I’ve been playing with a new data search engine called Zanran… The site is in an early beta. Nevertheless my initial tests brought up material that would only have been found using an advanced search on Google – if you were lucky. As such, Zanran promises to be a great addition for advanced data searching.

Zanran enters the marketplace

Zanran appears to have retained Mallard Digital Marketing. Mallard Digital’s hallmarks are “Authenticity, Transparency and Engagement”. Mallard features an attractive duck in the company logo, and in this rather engaging 15-second video. I base my conjecture about Mallard and Zanran upon three pieces of evidence:

  1. Mallard’s recent announcement, about the acquisition of a search engine as a new client on 29 March 2011
  2. The Zanran company dog enjoyed playing with Mallard’s Labrador retriever in March 2011 (also via Facebook)

Analogy and Digression: SHODAN

As a very general analogy, Zanran functionality reminds me of SHODAN computer search. SHODAN is a search engine that can be used to:

find specific computers (routers, servers, etc.) … [it is] a search engine of banners. Google and Bing are great for finding websites. But what if you’re interested in finding computers running a certain piece of software (such as Apache)?  Maybe a new vulnerability came out and you want to see how many hosts it could infect?

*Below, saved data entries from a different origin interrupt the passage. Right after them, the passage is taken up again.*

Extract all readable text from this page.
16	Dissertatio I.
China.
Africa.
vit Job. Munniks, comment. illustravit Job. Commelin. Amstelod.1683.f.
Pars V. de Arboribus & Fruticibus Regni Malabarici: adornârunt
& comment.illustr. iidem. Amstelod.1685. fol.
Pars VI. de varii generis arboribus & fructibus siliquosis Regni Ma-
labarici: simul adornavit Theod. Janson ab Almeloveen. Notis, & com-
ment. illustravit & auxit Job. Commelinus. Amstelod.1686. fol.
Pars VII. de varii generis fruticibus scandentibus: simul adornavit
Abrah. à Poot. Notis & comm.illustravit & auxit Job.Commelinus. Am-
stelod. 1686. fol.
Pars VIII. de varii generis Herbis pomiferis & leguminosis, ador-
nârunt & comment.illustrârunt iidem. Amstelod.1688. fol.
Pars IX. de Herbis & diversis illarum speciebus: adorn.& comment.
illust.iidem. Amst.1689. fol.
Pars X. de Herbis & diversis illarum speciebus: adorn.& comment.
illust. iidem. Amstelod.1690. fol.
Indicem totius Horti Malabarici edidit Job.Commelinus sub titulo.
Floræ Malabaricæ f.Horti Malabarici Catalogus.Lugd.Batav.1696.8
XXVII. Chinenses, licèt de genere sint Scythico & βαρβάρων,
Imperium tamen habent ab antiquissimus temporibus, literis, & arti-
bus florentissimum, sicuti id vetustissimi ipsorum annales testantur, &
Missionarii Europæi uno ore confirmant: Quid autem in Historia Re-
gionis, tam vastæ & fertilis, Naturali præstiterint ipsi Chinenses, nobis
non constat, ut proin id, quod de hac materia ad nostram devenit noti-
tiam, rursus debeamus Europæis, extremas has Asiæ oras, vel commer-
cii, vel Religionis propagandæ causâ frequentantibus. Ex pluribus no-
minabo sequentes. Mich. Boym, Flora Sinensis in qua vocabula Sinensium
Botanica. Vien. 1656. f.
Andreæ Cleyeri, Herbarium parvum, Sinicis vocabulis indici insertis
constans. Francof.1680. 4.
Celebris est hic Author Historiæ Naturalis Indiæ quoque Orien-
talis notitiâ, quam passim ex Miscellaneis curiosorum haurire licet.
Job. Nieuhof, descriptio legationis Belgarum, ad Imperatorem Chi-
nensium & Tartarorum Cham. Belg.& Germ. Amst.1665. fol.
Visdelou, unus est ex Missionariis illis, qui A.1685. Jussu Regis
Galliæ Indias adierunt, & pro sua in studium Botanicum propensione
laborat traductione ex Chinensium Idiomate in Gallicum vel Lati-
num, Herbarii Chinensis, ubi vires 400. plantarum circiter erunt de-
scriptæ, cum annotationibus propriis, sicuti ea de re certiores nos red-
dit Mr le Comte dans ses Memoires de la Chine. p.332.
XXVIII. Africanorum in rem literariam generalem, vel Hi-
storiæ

Here’s a screen shot of the main query page:

SHODAN computer search screenshot

SHODAN search engine: screen shot

I am impressed to no end with SHODAN. It is quite clever, and remains very low profile, much like my blog.

UPDATE

I drafted this on 12 May 2011 but failed to actually post due to my insatiable need to excessively fuss and play with WordPress functionality. In the interim, others (most notably Search Engine Journal) have also found the subject of the following post, the Zanran data search engine. I mention this not as self-promotion, but rather, to emphasize that Zanran may be of greater significance than my casual tone indicates.